Our capitulations in the face of these threats have had what is often called “a chilling effect” on our exercise of free speech. I have, in my own small way, experienced this chill first hand. First, and most important, my friend and colleague Ayaan Hirsi Ali happens to be among the hunted. Because of the failure of Western governments to make it safe for people to speak openly about the problem of Islam, I and others must raise a mountain of private funds to help pay for her round-the-clock protection. The problem is not, as is often alleged, that governments cannot afford to protect every person who speaks out against Muslim intolerance. The problem is that so few people do speak out. If there were ten thousand Ayaan Hirsi Ali's, the risk to each would be radically reduced.

For more on this, see my post quoting Robert Tracinski and Salman Rushdie.

Harris offers another, personal, illustration.

As for infringements of my own speech, my first book, The End of Faith, almost did not get published for fear of offending the sensibilities of (probably non-reading) religious fanatics.
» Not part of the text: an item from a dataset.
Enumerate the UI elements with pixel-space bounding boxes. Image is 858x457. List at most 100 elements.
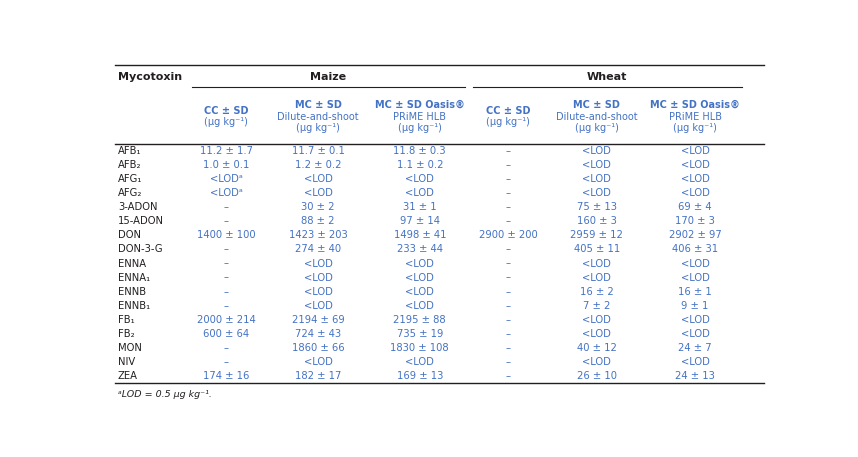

W.W. Norton, which did publish the book, was widely seen as taking a risk - one probably attenuated by the fact that I am an equal-opportunity offender critical of all religious faith. However, when it came time to make final edits to the galleys of The End of Faith, many of the people I had thanked by name in my acknowledgments (including my agent at the time and my editor at Norton) independently asked to have their names removed from the book. Their concerns were explicitly for their personal safety.
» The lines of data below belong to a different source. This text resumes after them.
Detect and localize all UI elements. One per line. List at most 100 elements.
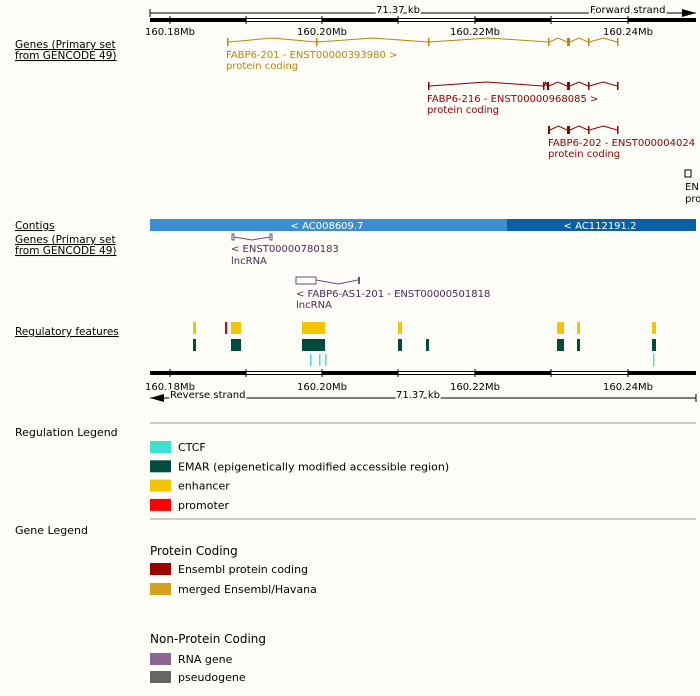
intron bbox=[228, 37, 317, 43]
emar bbox=[193, 339, 196, 351]
emar bbox=[426, 339, 429, 351]
enhancer bbox=[231, 322, 241, 334]
emar bbox=[557, 339, 564, 351]
transcript-name: < ENST00000780183 bbox=[231, 244, 339, 255]
transcript-biotype: lncRNA bbox=[231, 256, 267, 267]
legend-swatch bbox=[150, 460, 171, 473]
ruler-gap bbox=[246, 19, 322, 21]
legend-group: Non-Protein Coding bbox=[150, 632, 266, 646]
track-label: Genes (Primary set bbox=[15, 234, 116, 246]
exon bbox=[567, 126, 570, 134]
enhancer bbox=[652, 322, 656, 334]
intron bbox=[589, 37, 618, 43]
legend-swatch bbox=[150, 583, 171, 595]
enhancer bbox=[193, 322, 196, 334]
enhancer bbox=[398, 322, 402, 334]
emar bbox=[577, 339, 580, 351]
strand-label: Reverse strand bbox=[170, 390, 245, 401]
emar bbox=[398, 339, 402, 351]
legend-label: EMAR (epigenetically modified accessible… bbox=[178, 460, 449, 473]
ruler-label: 160.18Mb bbox=[145, 27, 195, 38]
region-length: 71.37 kb bbox=[376, 5, 420, 16]
enhancer bbox=[557, 322, 564, 334]
intron bbox=[315, 279, 359, 285]
legend-swatch bbox=[150, 563, 171, 575]
exon bbox=[548, 38, 550, 46]
ruler-label: 160.24Mb bbox=[603, 27, 653, 38]
track-label: Genes (Primary set bbox=[15, 39, 116, 51]
strand-label: Forward strand bbox=[590, 5, 665, 16]
ruler: 160.18Mb 160.20Mb 160.22Mb 160.24Mb bbox=[145, 369, 696, 393]
contig bbox=[150, 219, 507, 231]
legend-label: Ensembl protein coding bbox=[178, 563, 308, 576]
enhancer bbox=[577, 322, 580, 334]
ruler-label: 160.22Mb bbox=[450, 382, 500, 393]
legend-label: merged Ensembl/Havana bbox=[178, 583, 317, 596]
ruler: 160.18Mb 160.20Mb 160.22Mb 160.24Mb bbox=[145, 16, 696, 38]
exon bbox=[617, 38, 619, 46]
track-label: from GENCODE 49) bbox=[15, 245, 117, 257]
intron bbox=[544, 80, 548, 87]
exon bbox=[547, 82, 549, 90]
exon bbox=[617, 126, 619, 134]
ruler-label: 160.20Mb bbox=[297, 382, 347, 393]
exon bbox=[548, 126, 550, 134]
ruler-label: 160.22Mb bbox=[450, 27, 500, 38]
exon bbox=[428, 38, 430, 46]
ruler-gap bbox=[551, 19, 628, 21]
intron bbox=[429, 81, 544, 87]
intron bbox=[233, 236, 271, 241]
enhancer bbox=[302, 322, 325, 334]
legend-label: pseudogene bbox=[178, 671, 246, 684]
exon bbox=[567, 82, 570, 90]
intron bbox=[549, 125, 568, 131]
track-label: from GENCODE 49) bbox=[15, 50, 117, 62]
legend: CTCF EMAR (epigenetically modified access… bbox=[150, 441, 449, 684]
intron bbox=[569, 125, 589, 131]
emar bbox=[231, 339, 241, 351]
exon bbox=[588, 126, 590, 134]
legend-title: Regulation Legend bbox=[15, 426, 118, 439]
exon bbox=[588, 38, 590, 46]
intron bbox=[548, 81, 568, 87]
exon bbox=[543, 82, 545, 90]
transcript-name: < FABP6-AS1-201 - ENST00000501818 bbox=[296, 289, 490, 300]
legend-label: RNA gene bbox=[178, 653, 233, 666]
ctcf bbox=[325, 354, 327, 366]
ruler-gap bbox=[398, 372, 475, 374]
ruler-gap bbox=[246, 372, 322, 374]
intron bbox=[429, 37, 549, 43]
ctcf bbox=[310, 354, 312, 366]
contig bbox=[507, 219, 696, 231]
transcript-name: EN bbox=[685, 182, 699, 193]
ruler-gap bbox=[551, 372, 628, 374]
intron bbox=[549, 37, 568, 43]
exon bbox=[617, 82, 619, 90]
transcript-biotype: protein coding bbox=[427, 105, 499, 116]
contig-label: < AC112191.2 bbox=[564, 221, 637, 232]
emar bbox=[302, 339, 325, 351]
exon bbox=[567, 38, 570, 46]
legend-label: promoter bbox=[178, 499, 230, 512]
legend-swatch bbox=[150, 441, 171, 453]
ctcf bbox=[653, 354, 655, 366]
exon bbox=[358, 277, 360, 284]
promoter bbox=[225, 322, 227, 334]
exon bbox=[316, 38, 318, 46]
transcript-name: FABP6-201 - ENST00000393980 > bbox=[226, 50, 397, 61]
transcript-biotype: protein coding bbox=[548, 149, 620, 160]
transcript-biotype: lncRNA bbox=[296, 300, 332, 311]
emar bbox=[652, 339, 656, 351]
strand-arrow bbox=[682, 9, 696, 17]
region-length: 71.37 kb bbox=[396, 390, 440, 401]
legend-label: enhancer bbox=[178, 480, 230, 493]
intron bbox=[569, 37, 589, 43]
exon bbox=[588, 82, 590, 90]
transcript-biotype: protein coding bbox=[226, 61, 298, 72]
exon bbox=[684, 169, 692, 178]
ruler-gap bbox=[398, 19, 475, 21]
legend-swatch bbox=[150, 671, 171, 683]
track-label: Regulatory features bbox=[15, 326, 119, 338]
Several examples of backstage trepidation are listed, including this, which is far too typical.

Nature, arguably the most influential scientific journal on the planet, recently published a lengthy whitewash of Islam (Z. Sardar Beyond the Troubled Relationship. Nature 448, 131-133; 2007). The author began, as though atop a minaret, by simply declaring the religion of Islam to be “intrinsically rational.” He then went on to argue, amid a highly idiosyncratic reading of history and theology, that this rational religion’s current wallowing in the violent depths of unreason can be fully ascribed to the legacy of colonialism. After some negotiation, Nature also agreed to publish a brief response from me. What readers of my letter to the editor could not know, however, was that it was only published after perfectly factual sentences deemed offensive to Islam were expunged.

And there’s the rub. If unflattering statements and facts are excised in the name of respect and sensitivity - or quite often, fear - a realistic and honest discussion is unlikely even to begin. (This is the approach favoured by, among others, Tariq Ramadan, who forever speaks of “dialogue” while dictating the terms on which any discussion should, eventually, take place.) It is, for instance, difficult to take any meaningful kind of stand against the barbarities of Islam without challenging the specific religious beliefs that justify and perpetuate that barbarism. And how can one honestly discuss how such things might be ended without suggesting, at least by implication, that those beliefs - and their originator - are immoral and disgusting?

The whole thing is well worth reading.